Staying put in Sudan might only encourage military thoughts of house arrest so Abdalla would be best to take an extended vacation, at least until the next Arab Spring. And, after enduring so much desert and hot-blooded opposition for the past 68 years Abdalla could probably do with a nice cool change. Thus, he could do a lot worse than to set sail on a restored Omani Dhow, a sailboat reminiscent of the golden age of Arabian voyages. Abdalla could sail from the Six Senses Zighy Bay through the Musandam fjords, stopping off in secluded fishing villages and private bays along the way. Plus, whilst onboard, Abdalla can also book a spa therapist, undergo cooking classes with the chef or dives in the bay aboard the Dhahab.
Here, Abdalla will be far enough away to avoid any Sudanese military intervention yet, still close enough to undertake a triumphant return – and yet another crack at a transitional governance!
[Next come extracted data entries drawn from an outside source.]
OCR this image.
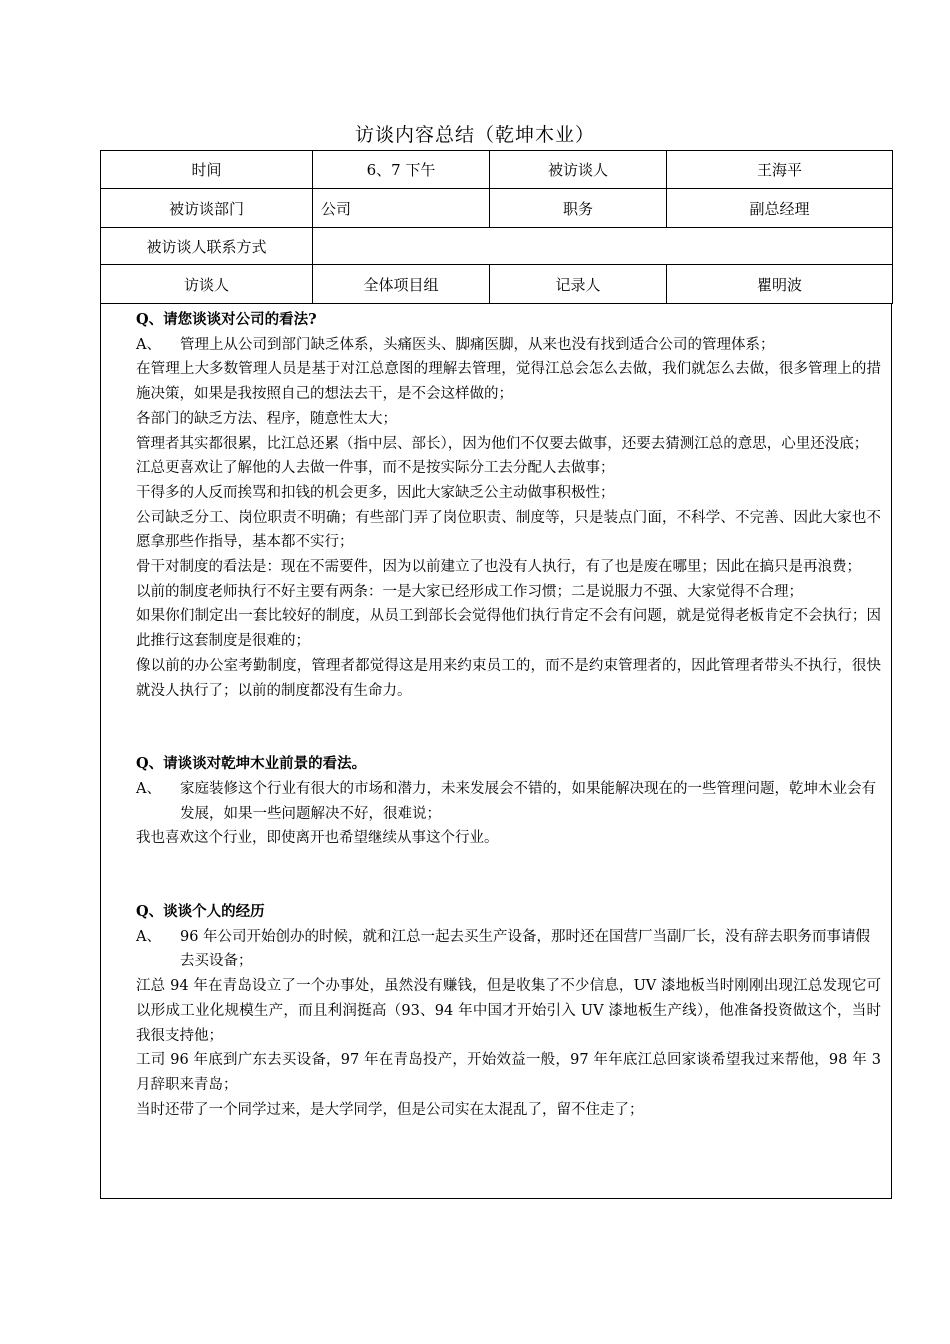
访谈内容总结（乾坤木业）
时间	6、7 下午	被访谈人	王海平
被访谈部门	公司	职务	副总经理
被访谈人联系方式			
访谈人	全体项目组	记录人	瞿明波
Q、请您谈谈对公司的看法?
A、	管理上从公司到部门缺乏体系，头痛医头、脚痛医脚，从来也没有找到适合公司的管理体系；

在管理上大多数管理人员是基于对江总意图的理解去管理，觉得江总会怎么去做，我们就怎么去做，很多管理上的措施决策，如果是我按照自己的想法去干，是不会这样做的；

各部门的缺乏方法、程序，随意性太大；

管理者其实都很累，比江总还累（指中层、部长），因为他们不仅要去做事，还要去猜测江总的意思，心里还没底；

江总更喜欢让了解他的人去做一件事，而不是按实际分工去分配人去做事；

干得多的人反而挨骂和扣钱的机会更多，因此大家缺乏公主动做事积极性；

公司缺乏分工、岗位职责不明确；有些部门弄了岗位职责、制度等，只是装点门面，不科学、不完善、因此大家也不愿拿那些作指导，基本都不实行；

骨干对制度的看法是：现在不需要件，因为以前建立了也没有人执行，有了也是废在哪里；因此在搞只是再浪费；

以前的制度老师执行不好主要有两条：一是大家已经形成工作习惯；二是说服力不强、大家觉得不合理；

如果你们制定出一套比较好的制度，从员工到部长会觉得他们执行肯定不会有问题，就是觉得老板肯定不会执行；因此推行这套制度是很难的；

像以前的办公室考勤制度，管理者都觉得这是用来约束员工的，而不是约束管理者的，因此管理者带头不执行，很快就没人执行了；以前的制度都没有生命力。

Q、请谈谈对乾坤木业前景的看法。
A、	家庭装修这个行业有很大的市场和潜力，未来发展会不错的，如果能解决现在的一些管理问题，乾坤木业会有发展，如果一些问题解决不好，很难说；

我也喜欢这个行业，即使离开也希望继续从事这个行业。

Q、谈谈个人的经历
A、	96 年公司开始创办的时候，就和江总一起去买生产设备，那时还在国营厂当副厂长，没有辞去职务而事请假去买设备；

江总 94 年在青岛设立了一个办事处，虽然没有赚钱，但是收集了不少信息，UV 漆地板当时刚刚出现江总发现它可以形成工业化规模生产，而且利润挺高（93、94 年中国才开始引入 UV 漆地板生产线），他准备投资做这个，当时我很支持他；

工司 96 年底到广东去买设备，97 年在青岛投产，开始效益一般，97 年年底江总回家谈希望我过来帮他，98 年 3 月辞职来青岛；

当时还带了一个同学过来，是大学同学，但是公司实在太混乱了，留不住走了；
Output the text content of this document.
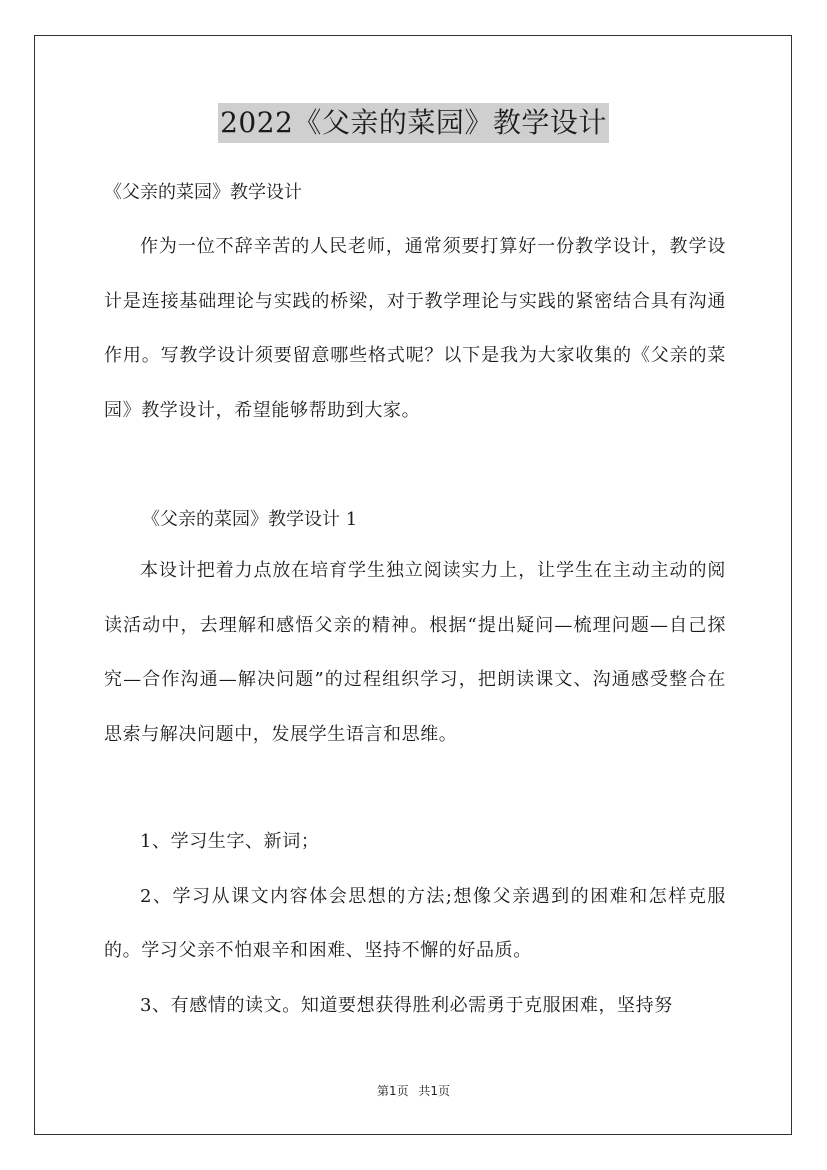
2022《父亲的菜园》教学设计
《父亲的菜园》教学设计

作为一位不辞辛苦的人民老师，通常须要打算好一份教学设计，教学设计是连接基础理论与实践的桥梁，对于教学理论与实践的紧密结合具有沟通作用。写教学设计须要留意哪些格式呢？以下是我为大家收集的《父亲的菜园》教学设计，希望能够帮助到大家。

《父亲的菜园》教学设计 1

本设计把着力点放在培育学生独立阅读实力上，让学生在主动主动的阅读活动中，去理解和感悟父亲的精神。根据“提出疑问—梳理问题—自己探究—合作沟通—解决问题”的过程组织学习，把朗读课文、沟通感受整合在思索与解决问题中，发展学生语言和思维。

1、学习生字、新词；

2、学习从课文内容体会思想的方法;想像父亲遇到的困难和怎样克服的。学习父亲不怕艰辛和困难、坚持不懈的好品质。

3、有感情的读文。知道要想获得胜利必需勇于克服困难，坚持努

第1页 共1页
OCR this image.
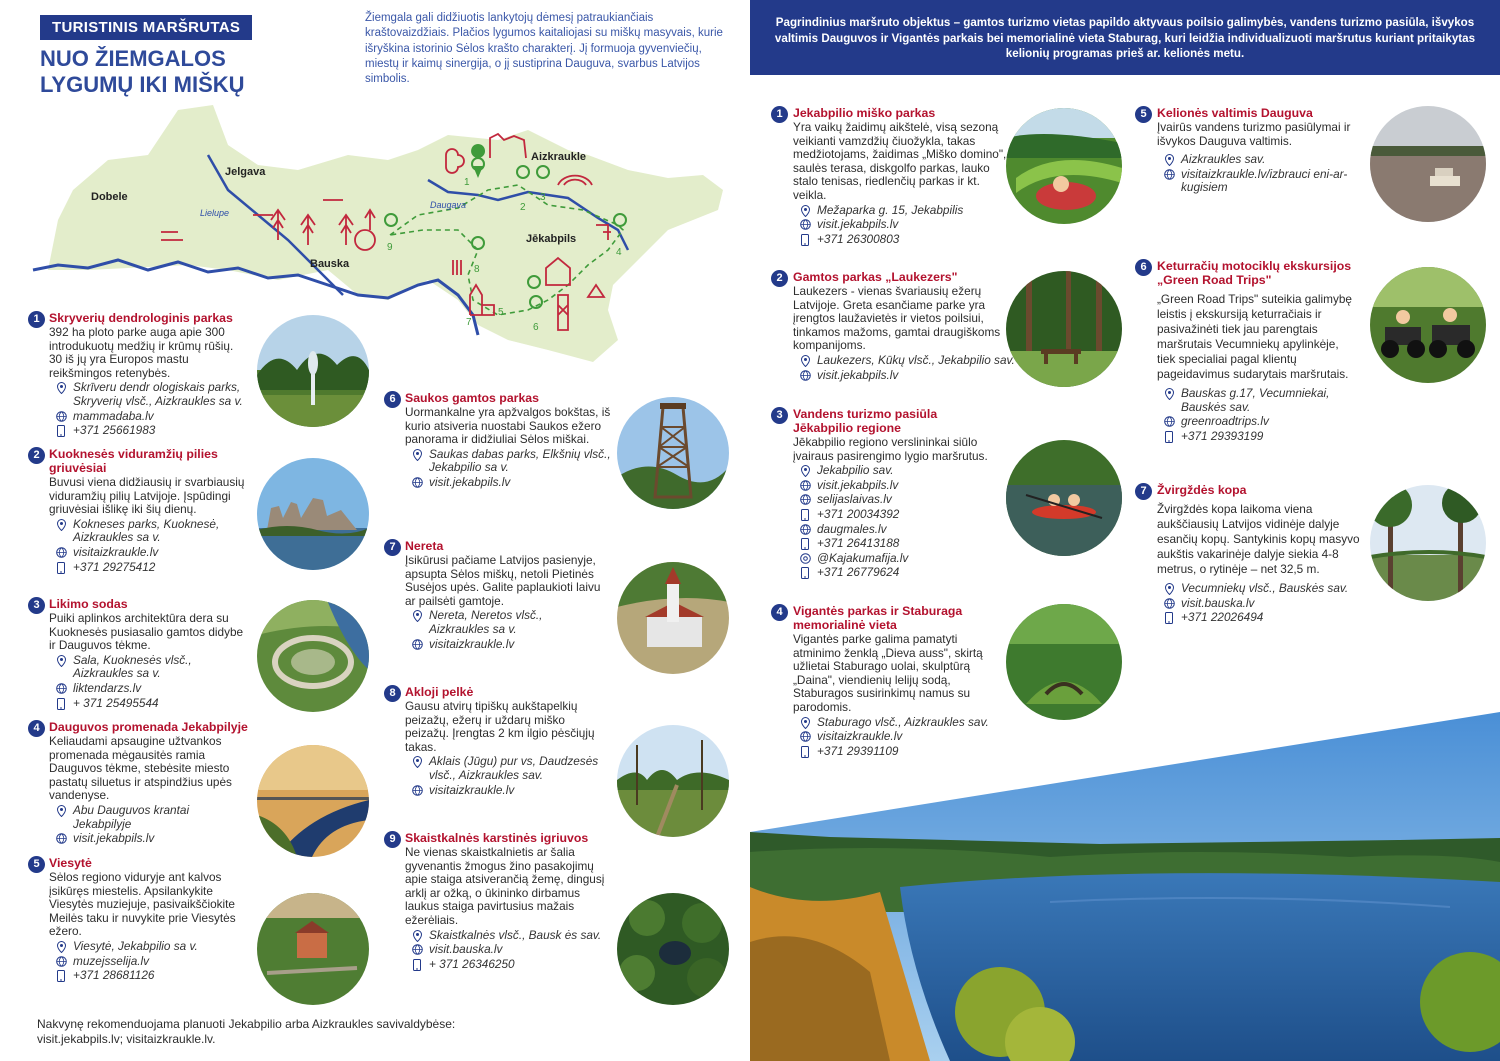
TURISTINIS MARŠRUTAS
NUO ŽIEMGALOS
LYGUMŲ IKI MIŠKŲ
Žiemgala gali didžiuotis lankytojų dėmesį patraukiančiais kraštovaizdžiais. Plačios lygumos kaitaliojasi su miškų masyvais, kurie išryškina istorinio Sėlos krašto charakterį. Jį formuoja gyvenviečių, miestų ir kaimų sinergija, o jį sustiprina Dauguva, svarbus Latvijos simbolis.
Pagrindinius maršruto objektus – gamtos turizmo vietas papildo aktyvaus poilsio galimybės, vandens turizmo pasiūla, išvykos valtimis Dauguvos ir Vigantės parkais bei memorialinė vieta Staburag, kuri leidžia individualizuoti maršrutus kuriant pritaikytas kelionių programas prieš ar. kelionės metu.
Dobele
Jelgava
Bauska
Aizkraukle
Jēkabpils
Lielupe
Daugava
1
2
3
4
5
6
7
8
9
1 Skryverių dendrologinis parkas
392 ha ploto parke auga apie 300 introdukuotų medžių ir krūmų rūšių. 30 iš jų yra Europos mastu reikšmingos retenybės.
Skrīveru dendr ologiskais parks, Skryverių vlsč., Aizkraukles sa v.
mammadaba.lv
+371 25661983
2 Kuoknesės viduramžių pilies griuvėsiai
Buvusi viena didžiausių ir svarbiausių viduramžių pilių Latvijoje. Įspūdingi griuvėsiai išlikę iki šių dienų.
Kokneses parks, Kuoknesė, Aizkraukles sa v.
visitaizkraukle.lv
+371 29275412
3 Likimo sodas
Puiki aplinkos architektūra dera su Kuoknesės pusiasalio gamtos didybe ir Dauguvos tėkme.
Sala, Kuoknesės vlsč., Aizkraukles sa v.
liktendarzs.lv
+ 371 25495544
4 Dauguvos promenada Jekabpilyje
Keliaudami apsaugine užtvankos promenada mėgausitės ramia Dauguvos tėkme, stebėsite miesto pastatų siluetus ir atspindžius upės vandenyse.
Abu Dauguvos krantai Jekabpilyje
visit.jekabpils.lv
5 Viesytė
Sėlos regiono viduryje ant kalvos įsikūręs miestelis. Apsilankykite Viesytės muziejuje, pasivaikščiokite Meilės taku ir nuvykite prie Viesytės ežero.
Viesytė, Jekabpilio sa v.
muzejsselija.lv
+371 28681126
6 Saukos gamtos parkas
Uormankalne yra apžvalgos bokštas, iš kurio atsiveria nuostabi Saukos ežero panorama ir didžiuliai Sėlos miškai.
Saukas dabas parks, Elkšnių vlsč., Jekabpilio sa v.
visit.jekabpils.lv
7 Nereta
Įsikūrusi pačiame Latvijos pasienyje, apsupta Sėlos miškų, netoli Pietinės Susėjos upės. Galite paplaukioti laivu ar pailsėti gamtoje.
Nereta, Neretos vlsč., Aizkraukles sa v.
visitaizkraukle.lv
8 Akloji pelkė
Gausu atvirų tipiškų aukštapelkių peizažų, ežerų ir uždarų miško peizažų. Įrengtas 2 km ilgio pėsčiųjų takas.
Aklais (Jūgu) pur vs, Daudzesės vlsč., Aizkraukles sav.
visitaizkraukle.lv
9 Skaistkalnės karstinės igriuvos
Ne vienas skaistkalnietis ar šalia gyvenantis žmogus žino pasakojimų apie staiga atsiverančią žemę, dingusį arklį ar ožką, o ūkininko dirbamus laukus staiga pavirtusius mažais ežerėliais.
Skaistkalnės vlsč., Bausk ės sav.
visit.bauska.lv
+ 371 26346250
Nakvynę rekomenduojama planuoti Jekabpilio arba Aizkraukles savivaldybėse: visit.jekabpils.lv; visitaizkraukle.lv.
1 Jekabpilio miško parkas
Yra vaikų žaidimų aikštelė, visą sezoną veikianti vamzdžių čiuožykla, takas medžiotojams, žaidimas „Miško domino", saulės terasa, diskgolfo parkas, lauko stalo tenisas, riedlenčių parkas ir kt. veikla.
Mežaparka g. 15, Jekabpilis
visit.jekabpils.lv
+371 26300803
2 Gamtos parkas „Laukezers"
Laukezers - vienas švariausių ežerų Latvijoje. Greta esančiame parke yra įrengtos laužavietės ir vietos poilsiui, tinkamos mažoms, gamtai draugiškoms kompanijoms.
Laukezers, Kūkų vlsč., Jekabpilio sav.
visit.jekabpils.lv
3 Vandens turizmo pasiūla Jēkabpilio regione
Jēkabpilio regiono verslininkai siūlo įvairaus pasirengimo lygio maršrutus.
Jekabpilio sav.
visit.jekabpils.lv
selijaslaivas.lv
+371 20034392
daugmales.lv
+371 26413188
@Kajakumafija.lv
+371 26779624
4 Vigantės parkas ir Staburaga memorialinė vieta
Vigantės parke galima pamatyti atminimo ženklą „Dieva auss", skirtą užlietai Staburago uolai, skulptūrą „Daina", viendienių lelijų sodą, Staburagos susirinkimų namus su parodomis.
Staburago vlsč., Aizkraukles sav.
visitaizkraukle.lv
+371 29391109
5 Kelionės valtimis Dauguva
Įvairūs vandens turizmo pasiūlymai ir išvykos Dauguva valtimis.
Aizkraukles sav.
visitaizkraukle.lv/izbrauci eni-ar-kugisiem
6 Keturračių motociklų ekskursijos „Green Road Trips"
„Green Road Trips" suteikia galimybę leistis į ekskursiją keturračiais ir pasivažinėti tiek jau parengtais maršrutais Vecumniekų apylinkėje, tiek specialiai pagal klientų pageidavimus sudarytais maršrutais.
Bauskas g.17, Vecumniekai, Bauskės sav.
greenroadtrips.lv
+371 29393199
7 Žvirgždės kopa
Žvirgždės kopa laikoma viena aukščiausių Latvijos vidinėje dalyje esančių kopų. Santykinis kopų masyvo aukštis vakarinėje dalyje siekia 4-8 metrus, o rytinėje – net 32,5 m.
Vecumniekų vlsč., Bauskės sav.
visit.bauska.lv
+371 22026494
So, while it may seem like it’s game over politically for Joe and his ex-world leader colleagues, the party is definitely far from over! There is a huge catalogue of exclusive boltholes for the rich and famous out there to mope about in whilst you mull over your options for the future. From ‘get away from it all’ to ‘get amongst it’ every base is covered here and all are dripping with opulence.
In fact, the post-political life looks so good, it even makes the misery of going through life as a politician look attractive!